Abu Arquob and Saldaña both showed how their lessons about dialogue and conflict resolution could be transferred to an environment like Wellesley. Abu Arquob, in particular, often talks with Israeli leaders who don’t even believe in the existence of Palestine. “I work in Israel and Palestine,” she said. “I meet with Israelis who refuse the mere existence of my people, and me as a person.” Although those people might like her personally, she said they often don’t want her people to thrive, or even exist at all. “When you go to speak to a religious figure from a Jewish Orthodox community who thinks that peace means no Palestinians, and you engage in a conversation, and I don’t do much, I just sit opposite to that person.” She said that listening to people, and asking them questions about their own beliefs can lead them to change those beliefs. “I give them examples of how the Palestinians don’t look at the story as the Jewish people coming back to the land, we see them as colonizers.

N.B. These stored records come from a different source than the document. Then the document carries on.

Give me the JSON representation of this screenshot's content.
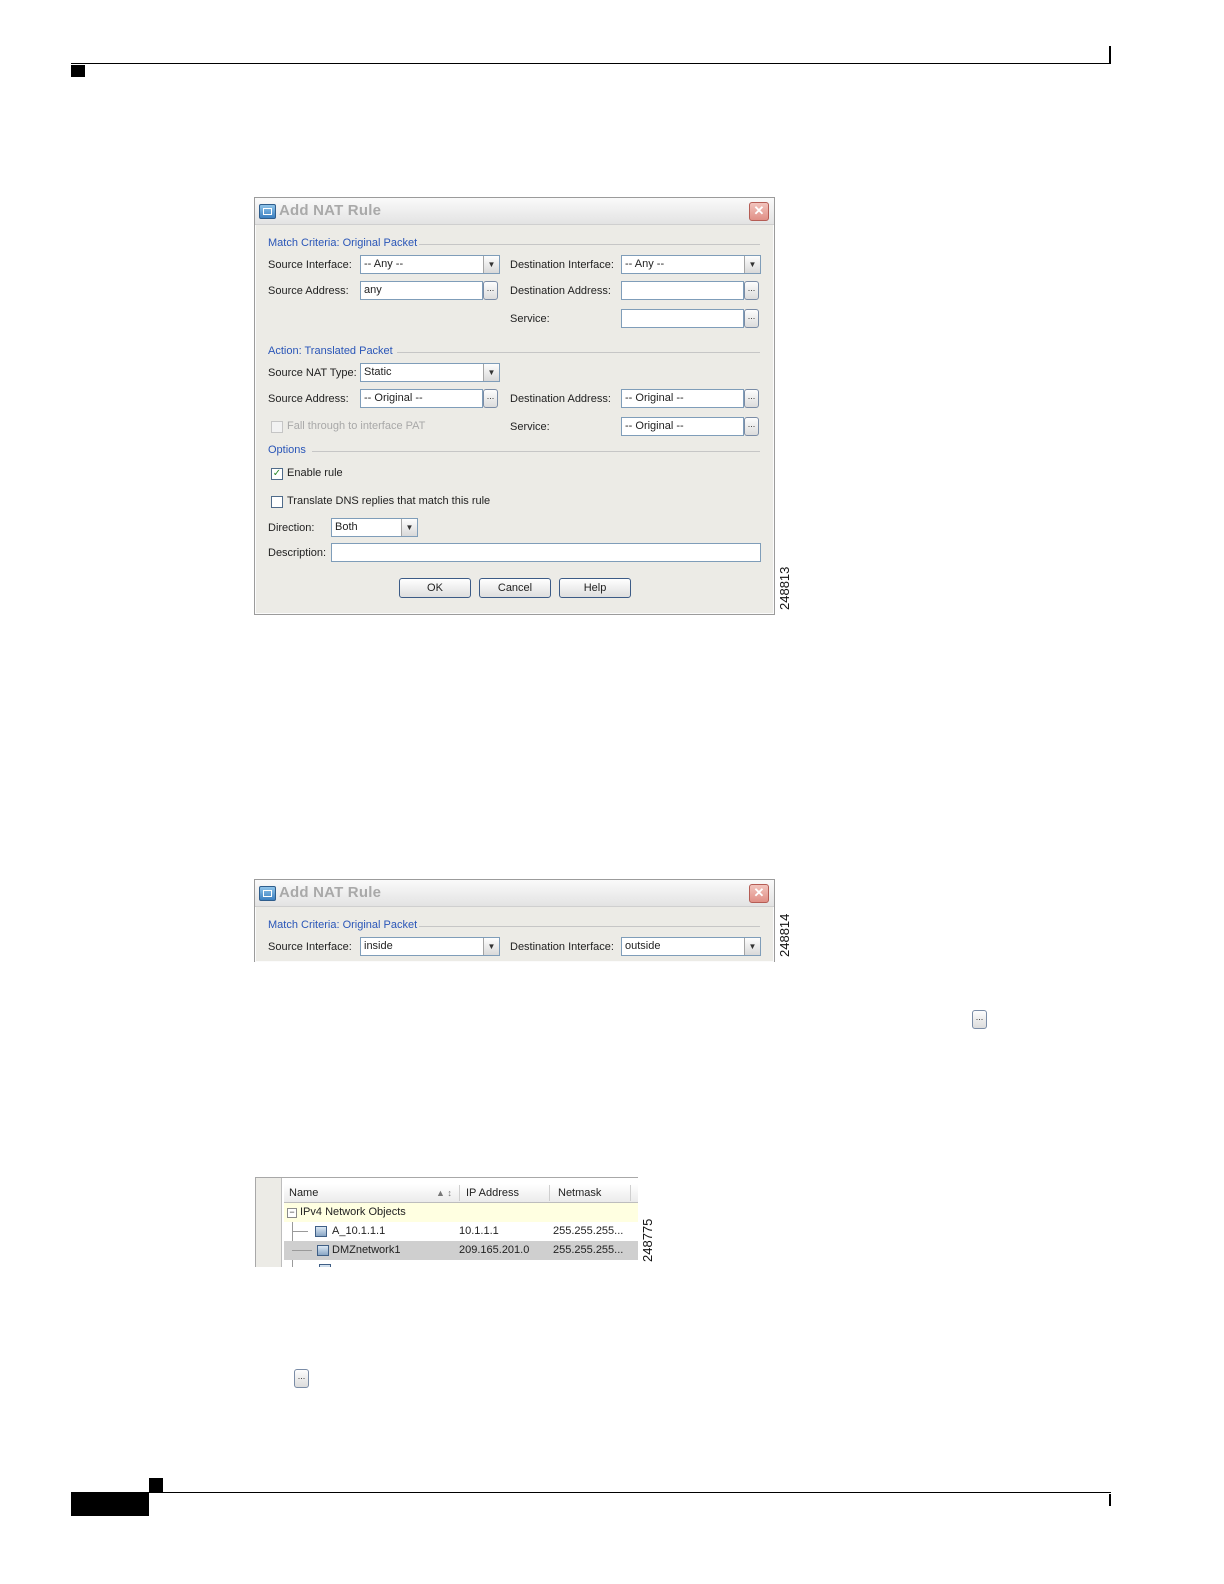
{
  "dialog1": {
    "title": "Add NAT Rule",
    "close_glyph": "✕",
    "figure_number": "248813",
    "match_section": "Match Criteria: Original Packet",
    "source_interface_label": "Source Interface:",
    "source_interface_value": "-- Any --",
    "destination_interface_label": "Destination Interface:",
    "destination_interface_value": "-- Any --",
    "source_address_label": "Source Address:",
    "source_address_value": "any",
    "destination_address_label": "Destination Address:",
    "destination_address_value": "",
    "service_label": "Service:",
    "service_value": "",
    "action_section": "Action: Translated Packet",
    "source_nat_type_label": "Source NAT Type:",
    "source_nat_type_value": "Static",
    "t_source_address_label": "Source Address:",
    "t_source_address_value": "-- Original --",
    "t_destination_address_label": "Destination Address:",
    "t_destination_address_value": "-- Original --",
    "fall_through_label": "Fall through to interface PAT",
    "t_service_label": "Service:",
    "t_service_value": "-- Original --",
    "options_section": "Options",
    "enable_rule_label": "Enable rule",
    "enable_rule_checked": true,
    "translate_dns_label": "Translate DNS replies that match this rule",
    "translate_dns_checked": false,
    "direction_label": "Direction:",
    "direction_value": "Both",
    "description_label": "Description:",
    "description_value": "",
    "ok_label": "OK",
    "cancel_label": "Cancel",
    "help_label": "Help"
  },
  "dialog2": {
    "title": "Add NAT Rule",
    "close_glyph": "✕",
    "figure_number": "248814",
    "match_section": "Match Criteria: Original Packet",
    "source_interface_label": "Source Interface:",
    "source_interface_value": "inside",
    "destination_interface_label": "Destination Interface:",
    "destination_interface_value": "outside"
  },
  "inline_browse_glyph": "...",
  "object_table": {
    "figure_number": "248775",
    "columns": [
      "Name",
      "IP Address",
      "Netmask"
    ],
    "sort_glyph": "▲ ↕",
    "group_label": "IPv4 Network Objects",
    "rows": [
      {
        "name": "A_10.1.1.1",
        "ip": "10.1.1.1",
        "netmask": "255.255.255...",
        "icon": "host-icon"
      },
      {
        "name": "DMZnetwork1",
        "ip": "209.165.201.0",
        "netmask": "255.255.255...",
        "icon": "network-icon"
      }
    ]
  },
  "icons": {
    "combo_arrow": "▼",
    "browse": "...",
    "check": "✓",
    "minus": "−"
  }
}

And they get to listen. And they always tell me that it was because I was so forward with them.”

Her forthrightness inspired continuing dialogues at Wellesley, too. After the initial conversation, a group of students met with the three leaders for lunch the next day, and even after they had left, the Jewish and Muslim chaplains, along with some students, came together to discuss what they had learned. “They see that I’m honest, and I don’t shy away from difficult questions. I’m in a place where I’m fearful for our children and your children, growing up knowing that we want to kill each other and we hate each other.”

These dialogues, Mehdi hopes, are part of a trend of greater student engagement at Wellesley around these issues. “I think what the students came away with was a sense of, it’s okay to be who you are and bring what you know is right forward. That it will be difficult, and there are stumbling blocks, but they’re not alone,” she said. “Don’t bring anger or hatred into the space, even if its a tense space. You need to bring your best qualities forward. Patience, and appreciation, and love.”

In the upcoming years, she hopes to bring groups from the Wellesley Alumnae Association on the Abraham Path trips to Palestine, to continue Wellesley’s engagement with this part of the world beyond the campus. By spreading a more positive, complex narrative of the Middle East, Mehdi hopes to change the world. “Even when you feel that you’re not getting it done because you’re not in action, you’re not in location you’re not in the thick of it … just by telling the story of the people you intend to impact, or the people who impacted you, you are keeping their struggles and their aspirations alive,” she said.